While all candidates supported increased teacher pay, only a few spelled out details of their plans. Sanders and Biden proposed setting the minimum teacher salary at $60,000. Sanders also said he would raise the minimum wage overall to $14 per hour and would penalize districts for refusing to negotiate with unions.
Warren said she would make public higher education tuition free, to allow for “anyone who wants to be a public school teacher,” and Buttigieg offered a public service loan forgiveness program that would kick in “within the first few years” of graduation instead of after a decade.
Meanwhile, Buttigieg and Biden both expressed support for increasing professional development and said they would compensate teachers for mentoring the next generation of educators.
School and program funding
Bennet, Biden, Buttigieg and Sanders all want to triple Title I funding from $15 billion to $45 billion, while Warren suggested quadrupling its budget with funds from a two-cent tax on the wealthiest Americans.
Buttigieg condemned the use of property taxes to fund public education, saying “poor kids are being punished for being poor” as a result, but offered no alternative. Sanders said the nation must “break our dependence” on property tax that adversely affects students of color to “make sure every school district in this country gets the funding they need.”
Warren specified that she would pour $800 billion in public schools to “equalize opportunity," and Bennet said the next president “ought to use some federal money” to fund education instead, but didn’t lay out a plan as to how.
Bennet, Biden, Steyer and Buttigieg applauded schools providing wraparound services and said they would support more community schools. Warren was the only one who specified providing $100 billion in “excellence grants” that she claims would support community school models.
Biden and Warren also said they would fully fund IDEA, while Sanders said he would “substantially increase” its funds and Bennet suggested tripling them.
Despite it being the seventh anniversary of the mass shooting at Sandy Hook Elementary School in Connecticut, and although school safety is relatively high on the list of educators’ concerns, only a few of the candidates emphasized plans to address school safety.
Klobuchar and Sanders were among the candidates who addressed the national concern, with Klobuchar pointing to her efforts behind the bipartisan STOP School Violence Act that passed last year.

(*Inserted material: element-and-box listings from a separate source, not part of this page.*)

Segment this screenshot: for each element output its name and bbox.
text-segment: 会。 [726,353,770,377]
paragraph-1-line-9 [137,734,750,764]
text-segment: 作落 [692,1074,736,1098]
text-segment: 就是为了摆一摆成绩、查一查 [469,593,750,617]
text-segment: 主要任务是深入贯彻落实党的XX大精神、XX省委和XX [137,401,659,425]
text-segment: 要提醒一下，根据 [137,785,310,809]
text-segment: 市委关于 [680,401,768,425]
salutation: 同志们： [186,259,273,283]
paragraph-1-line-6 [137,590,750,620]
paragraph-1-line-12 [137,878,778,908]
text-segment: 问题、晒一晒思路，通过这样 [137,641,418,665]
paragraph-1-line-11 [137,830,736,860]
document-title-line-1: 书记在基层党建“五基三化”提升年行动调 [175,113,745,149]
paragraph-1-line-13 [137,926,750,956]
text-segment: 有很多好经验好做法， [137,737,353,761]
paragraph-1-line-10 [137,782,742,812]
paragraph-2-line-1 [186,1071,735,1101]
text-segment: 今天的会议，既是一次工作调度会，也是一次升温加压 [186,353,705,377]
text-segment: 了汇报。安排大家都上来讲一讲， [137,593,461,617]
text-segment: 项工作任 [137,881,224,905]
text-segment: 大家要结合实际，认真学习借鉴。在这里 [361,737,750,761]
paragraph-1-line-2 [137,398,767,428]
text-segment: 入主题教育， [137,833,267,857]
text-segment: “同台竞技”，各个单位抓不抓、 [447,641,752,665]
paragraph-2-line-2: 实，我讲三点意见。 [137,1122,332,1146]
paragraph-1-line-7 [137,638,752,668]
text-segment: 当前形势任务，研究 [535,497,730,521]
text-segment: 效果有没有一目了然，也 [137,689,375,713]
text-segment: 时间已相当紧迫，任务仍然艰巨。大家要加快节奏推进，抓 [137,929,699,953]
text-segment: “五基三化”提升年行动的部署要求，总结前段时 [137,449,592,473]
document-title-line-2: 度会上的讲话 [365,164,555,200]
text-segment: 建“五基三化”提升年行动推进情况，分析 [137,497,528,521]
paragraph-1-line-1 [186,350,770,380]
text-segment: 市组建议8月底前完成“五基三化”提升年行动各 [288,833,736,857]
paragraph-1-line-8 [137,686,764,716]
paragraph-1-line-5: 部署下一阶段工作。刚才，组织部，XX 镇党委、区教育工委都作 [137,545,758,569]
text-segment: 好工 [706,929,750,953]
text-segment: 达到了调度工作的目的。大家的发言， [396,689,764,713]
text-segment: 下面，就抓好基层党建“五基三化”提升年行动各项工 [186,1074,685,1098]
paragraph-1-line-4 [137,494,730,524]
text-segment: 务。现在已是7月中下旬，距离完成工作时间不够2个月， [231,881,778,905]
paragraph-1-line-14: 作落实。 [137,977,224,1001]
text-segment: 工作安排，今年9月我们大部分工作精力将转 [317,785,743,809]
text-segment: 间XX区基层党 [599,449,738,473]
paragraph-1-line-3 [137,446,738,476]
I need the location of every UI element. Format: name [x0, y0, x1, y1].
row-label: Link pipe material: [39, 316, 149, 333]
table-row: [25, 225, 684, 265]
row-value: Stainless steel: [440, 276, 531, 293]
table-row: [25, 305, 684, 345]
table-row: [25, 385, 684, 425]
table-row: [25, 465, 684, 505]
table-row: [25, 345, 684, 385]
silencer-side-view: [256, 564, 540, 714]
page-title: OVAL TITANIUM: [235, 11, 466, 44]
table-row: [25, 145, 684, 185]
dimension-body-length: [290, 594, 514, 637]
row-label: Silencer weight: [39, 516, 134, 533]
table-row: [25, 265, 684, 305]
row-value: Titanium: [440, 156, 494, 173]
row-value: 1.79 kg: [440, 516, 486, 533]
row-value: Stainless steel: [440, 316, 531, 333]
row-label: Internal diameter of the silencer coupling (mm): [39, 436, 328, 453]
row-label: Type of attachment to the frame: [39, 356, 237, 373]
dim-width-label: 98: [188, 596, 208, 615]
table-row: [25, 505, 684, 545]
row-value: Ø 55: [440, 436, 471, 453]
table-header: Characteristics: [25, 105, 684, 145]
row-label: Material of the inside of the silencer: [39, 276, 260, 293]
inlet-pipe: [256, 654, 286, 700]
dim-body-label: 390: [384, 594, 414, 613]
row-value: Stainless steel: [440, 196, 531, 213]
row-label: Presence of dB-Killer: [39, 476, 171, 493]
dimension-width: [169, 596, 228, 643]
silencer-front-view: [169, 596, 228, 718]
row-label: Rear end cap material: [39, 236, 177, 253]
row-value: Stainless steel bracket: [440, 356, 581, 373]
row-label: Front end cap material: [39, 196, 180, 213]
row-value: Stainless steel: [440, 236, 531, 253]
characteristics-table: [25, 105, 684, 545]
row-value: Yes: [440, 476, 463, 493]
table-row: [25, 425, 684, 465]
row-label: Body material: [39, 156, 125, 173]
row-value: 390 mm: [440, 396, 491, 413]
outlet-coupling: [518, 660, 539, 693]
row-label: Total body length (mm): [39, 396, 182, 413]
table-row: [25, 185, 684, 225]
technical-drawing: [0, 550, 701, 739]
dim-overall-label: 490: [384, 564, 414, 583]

When a student said he has “never felt safe with police in [his] school,” Sanders said ensuring the safety of black and brown students was one of his “highest priorities,” but then said he will promote “common-sense gun safety legislation.”
While multiple candidates stressed the importance of making universal early childhood education a priority, Klobuchar said she would push for the passage of Sen. Patty Murray’s Childcare for Working Families Act if elected president. Warren said she “wants full daycare available” for children from birth to 5 years of age, would federally fund universal preschool for 3- and 4-year-olds, and would raise the wages for early childhood educators.
Meanwhile, Biden said he would provide only for 3-to-5-year-olds to attend full-day preschool.
Biden suggested he would limit charter growth and reverse Education Secretary Betsy DeVos’ related policies, while Bennet said that charter schools should be held to the same standards of performance and accountability as public schools.
Warren clarified that while she wouldn’t cut off funding for established charter schools, she would limit charter growth, encourage accountability and close for-profit charters.
“I believe that public school money needs to stay in public schools,” she said.